Aquelas Velhas Amizades 

Eu já tive milhares de companheiros e colegas. 
Dentre eles, fiz centenas de bons amigos. 
Mas nem todas as amizades duraram. 

Algumas pareciam sólidas como rochas, mas não resistiram

 aos tempos e às circunstâncias.

Assim sobraram poucos amigos de infância, pouquíssimos 

amigos de escola, poucos amigos de adolescência, 

poucos amigos de juventude. 

E pensar que a gente brincava todos os dias, via-se todos os dias

 e não saia da casa um do outro...

De repente, outros afetos, outros amigos, outros interesses, 

outro tipo de vida , longos anos de distância e mil preocupações

 da vida nos afastaram totalmente. 

Agora não sei onde andam e os que vejo aqui e acolá 

são amigos de " Bom dia"...

Mas nada acontece. 

A gente se respeita e se admira, mas a amizade de infância,

 de juventude não volta. 

Mudaram eles ou mudei eu? 

Ou foi a vida que nos mudou a todos? 

Restam algumas amizades fiéis que resistem a tudo...
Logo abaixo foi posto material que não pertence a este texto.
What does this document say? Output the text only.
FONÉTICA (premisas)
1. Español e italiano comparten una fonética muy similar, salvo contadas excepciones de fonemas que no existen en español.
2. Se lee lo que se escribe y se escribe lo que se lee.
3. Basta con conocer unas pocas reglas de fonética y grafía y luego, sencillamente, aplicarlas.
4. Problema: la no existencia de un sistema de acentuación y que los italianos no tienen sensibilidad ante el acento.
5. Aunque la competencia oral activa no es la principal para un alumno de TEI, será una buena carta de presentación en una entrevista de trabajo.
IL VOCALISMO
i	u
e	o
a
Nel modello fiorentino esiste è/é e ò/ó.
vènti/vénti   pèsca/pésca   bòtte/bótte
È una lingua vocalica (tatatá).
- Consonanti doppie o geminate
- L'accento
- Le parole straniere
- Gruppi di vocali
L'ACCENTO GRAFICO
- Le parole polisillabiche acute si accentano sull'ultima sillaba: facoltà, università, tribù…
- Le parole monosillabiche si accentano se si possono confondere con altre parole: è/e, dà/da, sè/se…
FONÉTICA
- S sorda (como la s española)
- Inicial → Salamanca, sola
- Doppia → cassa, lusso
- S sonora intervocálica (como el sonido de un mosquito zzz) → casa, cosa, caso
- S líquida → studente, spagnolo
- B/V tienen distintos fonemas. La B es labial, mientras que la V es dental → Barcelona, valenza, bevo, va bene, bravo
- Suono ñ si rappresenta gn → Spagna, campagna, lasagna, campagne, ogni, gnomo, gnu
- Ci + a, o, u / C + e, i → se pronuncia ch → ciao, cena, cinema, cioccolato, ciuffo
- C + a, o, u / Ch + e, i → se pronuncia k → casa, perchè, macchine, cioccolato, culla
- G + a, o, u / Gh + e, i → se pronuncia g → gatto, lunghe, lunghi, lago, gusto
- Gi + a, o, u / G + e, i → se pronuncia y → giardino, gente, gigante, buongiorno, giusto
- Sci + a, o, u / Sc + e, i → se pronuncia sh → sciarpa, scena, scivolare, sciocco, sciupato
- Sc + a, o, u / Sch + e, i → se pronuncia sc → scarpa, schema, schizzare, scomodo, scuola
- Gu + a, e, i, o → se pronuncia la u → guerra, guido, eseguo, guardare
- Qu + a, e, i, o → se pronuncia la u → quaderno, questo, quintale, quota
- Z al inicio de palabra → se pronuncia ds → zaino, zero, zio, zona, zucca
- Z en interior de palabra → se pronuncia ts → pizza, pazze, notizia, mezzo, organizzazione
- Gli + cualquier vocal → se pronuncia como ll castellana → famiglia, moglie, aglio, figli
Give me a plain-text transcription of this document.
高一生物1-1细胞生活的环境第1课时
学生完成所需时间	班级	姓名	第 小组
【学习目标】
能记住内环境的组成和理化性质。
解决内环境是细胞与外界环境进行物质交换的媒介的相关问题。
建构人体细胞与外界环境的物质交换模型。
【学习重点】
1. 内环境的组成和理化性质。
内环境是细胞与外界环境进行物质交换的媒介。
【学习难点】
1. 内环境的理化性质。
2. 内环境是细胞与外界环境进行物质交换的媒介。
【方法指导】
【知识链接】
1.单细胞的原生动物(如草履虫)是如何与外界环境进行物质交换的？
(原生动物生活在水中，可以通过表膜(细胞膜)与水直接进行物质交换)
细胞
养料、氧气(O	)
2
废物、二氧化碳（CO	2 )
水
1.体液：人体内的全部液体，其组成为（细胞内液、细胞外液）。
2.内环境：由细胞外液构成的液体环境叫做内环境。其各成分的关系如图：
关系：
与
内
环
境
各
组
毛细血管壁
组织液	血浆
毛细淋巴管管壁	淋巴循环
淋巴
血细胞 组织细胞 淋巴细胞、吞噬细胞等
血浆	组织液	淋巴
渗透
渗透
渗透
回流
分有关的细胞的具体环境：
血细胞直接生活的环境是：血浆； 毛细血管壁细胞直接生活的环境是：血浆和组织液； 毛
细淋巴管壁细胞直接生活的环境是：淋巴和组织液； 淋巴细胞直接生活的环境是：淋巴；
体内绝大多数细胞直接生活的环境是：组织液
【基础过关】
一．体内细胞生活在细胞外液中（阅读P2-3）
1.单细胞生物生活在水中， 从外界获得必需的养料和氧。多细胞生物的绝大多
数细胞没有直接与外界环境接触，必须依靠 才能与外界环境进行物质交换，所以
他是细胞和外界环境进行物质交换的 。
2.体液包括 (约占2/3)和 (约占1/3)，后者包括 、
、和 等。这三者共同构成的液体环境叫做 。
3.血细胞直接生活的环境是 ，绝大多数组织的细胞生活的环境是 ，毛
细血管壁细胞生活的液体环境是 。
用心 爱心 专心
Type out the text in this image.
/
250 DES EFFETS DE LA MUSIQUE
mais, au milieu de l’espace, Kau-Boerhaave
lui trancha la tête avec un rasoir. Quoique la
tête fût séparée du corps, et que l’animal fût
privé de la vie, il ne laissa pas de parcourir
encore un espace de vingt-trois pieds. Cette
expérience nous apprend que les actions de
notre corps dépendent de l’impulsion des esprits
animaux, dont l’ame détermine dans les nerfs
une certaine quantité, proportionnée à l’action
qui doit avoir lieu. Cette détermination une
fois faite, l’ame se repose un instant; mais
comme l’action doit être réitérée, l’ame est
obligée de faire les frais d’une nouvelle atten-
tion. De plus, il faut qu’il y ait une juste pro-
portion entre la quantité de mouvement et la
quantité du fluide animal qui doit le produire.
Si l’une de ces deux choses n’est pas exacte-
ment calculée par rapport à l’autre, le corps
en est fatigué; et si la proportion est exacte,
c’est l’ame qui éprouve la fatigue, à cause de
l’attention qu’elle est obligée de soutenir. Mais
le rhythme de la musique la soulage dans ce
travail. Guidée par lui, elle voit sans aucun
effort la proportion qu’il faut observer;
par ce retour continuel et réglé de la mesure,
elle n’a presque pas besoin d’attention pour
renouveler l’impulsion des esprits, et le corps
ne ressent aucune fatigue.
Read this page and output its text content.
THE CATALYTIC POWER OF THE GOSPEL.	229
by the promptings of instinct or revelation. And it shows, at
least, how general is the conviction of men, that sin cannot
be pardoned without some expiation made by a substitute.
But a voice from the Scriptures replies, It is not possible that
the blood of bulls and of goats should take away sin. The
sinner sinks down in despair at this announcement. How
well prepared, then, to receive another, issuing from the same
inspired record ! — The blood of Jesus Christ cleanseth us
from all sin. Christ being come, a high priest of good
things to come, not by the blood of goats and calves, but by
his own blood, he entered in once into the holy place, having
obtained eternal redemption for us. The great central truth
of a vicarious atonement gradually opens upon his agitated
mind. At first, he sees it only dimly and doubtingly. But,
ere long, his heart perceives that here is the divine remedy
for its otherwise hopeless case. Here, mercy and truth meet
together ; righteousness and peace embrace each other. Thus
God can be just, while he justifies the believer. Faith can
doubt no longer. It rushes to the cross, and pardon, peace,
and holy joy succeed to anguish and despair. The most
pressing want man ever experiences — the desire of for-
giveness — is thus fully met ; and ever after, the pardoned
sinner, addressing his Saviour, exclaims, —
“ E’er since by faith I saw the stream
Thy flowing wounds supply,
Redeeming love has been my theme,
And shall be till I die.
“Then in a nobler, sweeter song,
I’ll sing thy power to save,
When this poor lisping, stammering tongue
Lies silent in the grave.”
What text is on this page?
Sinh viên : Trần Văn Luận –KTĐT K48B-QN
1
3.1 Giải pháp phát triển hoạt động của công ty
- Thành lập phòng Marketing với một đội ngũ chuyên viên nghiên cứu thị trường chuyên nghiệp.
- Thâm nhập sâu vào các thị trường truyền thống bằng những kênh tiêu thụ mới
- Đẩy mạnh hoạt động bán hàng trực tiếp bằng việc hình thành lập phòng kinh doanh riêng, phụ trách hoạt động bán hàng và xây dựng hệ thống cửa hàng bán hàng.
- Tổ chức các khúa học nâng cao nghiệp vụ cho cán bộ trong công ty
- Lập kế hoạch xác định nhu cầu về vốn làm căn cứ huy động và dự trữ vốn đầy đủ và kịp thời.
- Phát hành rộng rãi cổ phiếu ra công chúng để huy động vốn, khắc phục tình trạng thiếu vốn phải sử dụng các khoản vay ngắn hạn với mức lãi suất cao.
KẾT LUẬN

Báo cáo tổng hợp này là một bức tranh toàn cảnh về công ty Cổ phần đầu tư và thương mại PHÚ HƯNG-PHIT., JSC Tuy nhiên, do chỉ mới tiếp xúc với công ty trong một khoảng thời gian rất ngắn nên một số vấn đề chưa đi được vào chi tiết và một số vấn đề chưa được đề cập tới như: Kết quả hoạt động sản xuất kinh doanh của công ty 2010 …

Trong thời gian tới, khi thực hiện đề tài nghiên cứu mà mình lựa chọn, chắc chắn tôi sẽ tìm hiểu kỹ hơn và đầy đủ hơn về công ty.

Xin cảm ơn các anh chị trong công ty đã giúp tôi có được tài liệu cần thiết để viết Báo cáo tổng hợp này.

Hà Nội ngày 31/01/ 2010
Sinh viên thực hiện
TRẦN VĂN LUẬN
O que sei é que fiz muitos amigos e não conservei aquelas amizades. 

De bons amigos que éramos, somos hoje bons conhecidos 

que se saúdam de passagem e se respeitam. 

Às vezes nem isso.

Crescemos e nossa amizade ficou lá no passado. 

E eu digo a mim mesmo:

" Feliz o homem que sabe cultivar sua roseira; talvez não seja tarde...
Roseiras velhas também produzem rosas lindas e viçosas. 
Basta recultivá-las..."


(Autor: Pe. Zezinho.)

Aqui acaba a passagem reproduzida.